Old Man Winter, it's time we had a talk. This relationship has fizzled. You've become overbearing. Predictable. Boring. All you want to do is stay home and sit on the couch and keep me from taking halfway decent photos.
Sure, I know Sexy Springtime has his problems as well, what with all his blue skies and luscious breezes, beckoning me to wallow in his grassy fronds rather than fondle my Pfaff. Sexy Springtime is a monogamous sort. Whereas you definitely allow me the freedom to play with my machinated lovers in your dimly lit, cold dusky hours...
...yes, ours is an open relationship.

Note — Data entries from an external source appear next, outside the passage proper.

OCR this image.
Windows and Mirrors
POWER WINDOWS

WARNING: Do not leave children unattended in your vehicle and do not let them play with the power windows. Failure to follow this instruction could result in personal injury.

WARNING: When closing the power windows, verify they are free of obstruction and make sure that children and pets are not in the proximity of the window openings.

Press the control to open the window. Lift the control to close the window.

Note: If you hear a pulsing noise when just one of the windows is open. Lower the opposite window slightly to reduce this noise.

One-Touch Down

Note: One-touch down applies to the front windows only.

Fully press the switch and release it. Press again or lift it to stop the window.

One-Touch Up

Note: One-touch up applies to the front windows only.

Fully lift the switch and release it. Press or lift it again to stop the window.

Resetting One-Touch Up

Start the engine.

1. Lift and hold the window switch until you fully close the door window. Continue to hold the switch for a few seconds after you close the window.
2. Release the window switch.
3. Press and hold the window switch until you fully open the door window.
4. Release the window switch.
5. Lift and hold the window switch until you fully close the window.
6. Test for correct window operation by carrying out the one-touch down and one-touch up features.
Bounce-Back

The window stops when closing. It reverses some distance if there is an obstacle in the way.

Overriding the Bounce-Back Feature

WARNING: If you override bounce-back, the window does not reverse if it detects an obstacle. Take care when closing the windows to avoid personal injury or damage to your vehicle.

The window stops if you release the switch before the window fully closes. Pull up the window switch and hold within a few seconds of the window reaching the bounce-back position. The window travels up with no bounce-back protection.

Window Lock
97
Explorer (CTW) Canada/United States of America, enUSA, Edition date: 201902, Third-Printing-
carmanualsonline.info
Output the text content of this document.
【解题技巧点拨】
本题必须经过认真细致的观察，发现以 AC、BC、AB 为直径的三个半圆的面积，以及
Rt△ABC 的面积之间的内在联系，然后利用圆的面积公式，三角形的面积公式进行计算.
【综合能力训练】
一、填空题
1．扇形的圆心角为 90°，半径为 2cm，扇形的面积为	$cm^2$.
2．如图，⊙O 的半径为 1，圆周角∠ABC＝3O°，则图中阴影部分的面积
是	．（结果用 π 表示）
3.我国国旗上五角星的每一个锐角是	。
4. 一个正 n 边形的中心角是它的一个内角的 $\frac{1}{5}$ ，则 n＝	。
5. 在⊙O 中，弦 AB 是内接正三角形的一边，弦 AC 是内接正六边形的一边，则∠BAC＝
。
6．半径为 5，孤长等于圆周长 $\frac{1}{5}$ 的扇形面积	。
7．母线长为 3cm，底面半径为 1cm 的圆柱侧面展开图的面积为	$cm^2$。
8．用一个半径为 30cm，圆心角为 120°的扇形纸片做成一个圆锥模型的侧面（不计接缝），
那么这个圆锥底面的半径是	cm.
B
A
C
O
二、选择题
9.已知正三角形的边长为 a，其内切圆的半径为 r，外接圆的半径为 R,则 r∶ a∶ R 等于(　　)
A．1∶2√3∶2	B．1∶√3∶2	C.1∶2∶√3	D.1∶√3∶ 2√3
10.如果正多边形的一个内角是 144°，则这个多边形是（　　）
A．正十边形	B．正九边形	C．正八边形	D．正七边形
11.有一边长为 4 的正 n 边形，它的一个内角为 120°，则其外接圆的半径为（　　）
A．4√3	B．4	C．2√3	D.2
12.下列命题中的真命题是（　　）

But even so, I'm beginning to feel claustrophobic. This fancy double ended open zipper stays altogether shut these days.
And let's not even talk about why I'd make a sleeveless quilted jacket. I must be acting out. As if you'd allow me to show a little skin. You might be okay with me fooling around on the side, but you sure don't want me flaunting it.
I mean, I even went off the rails and cinched the waist of this jammy in for you. Would you notice? Throw me an appreciative glance, a flirtatious word? Noooooooo. And I don't blame you. It's a puffy jacket, godsakes. But check the technique:
I encased in leather for you, man. LEATHER. WHAT IS SEXIER THAN LEATHER.
Yeah, whatever Winter. It's too late, I don't want to hear it. We're done. Go be Australia's Valentine.
(I love you Australia.)
(ps ETA: it's a Burda mag pattern circa 2008. Too cold to find it. I'll groundhog it out soon!)
(further ETA: it's Burda mag, 10-2008-123 *not an affiliate link, obviously I'm super on top of that so far* aaaand check out Amanda's gorgeous version, which helped me visually during construction.)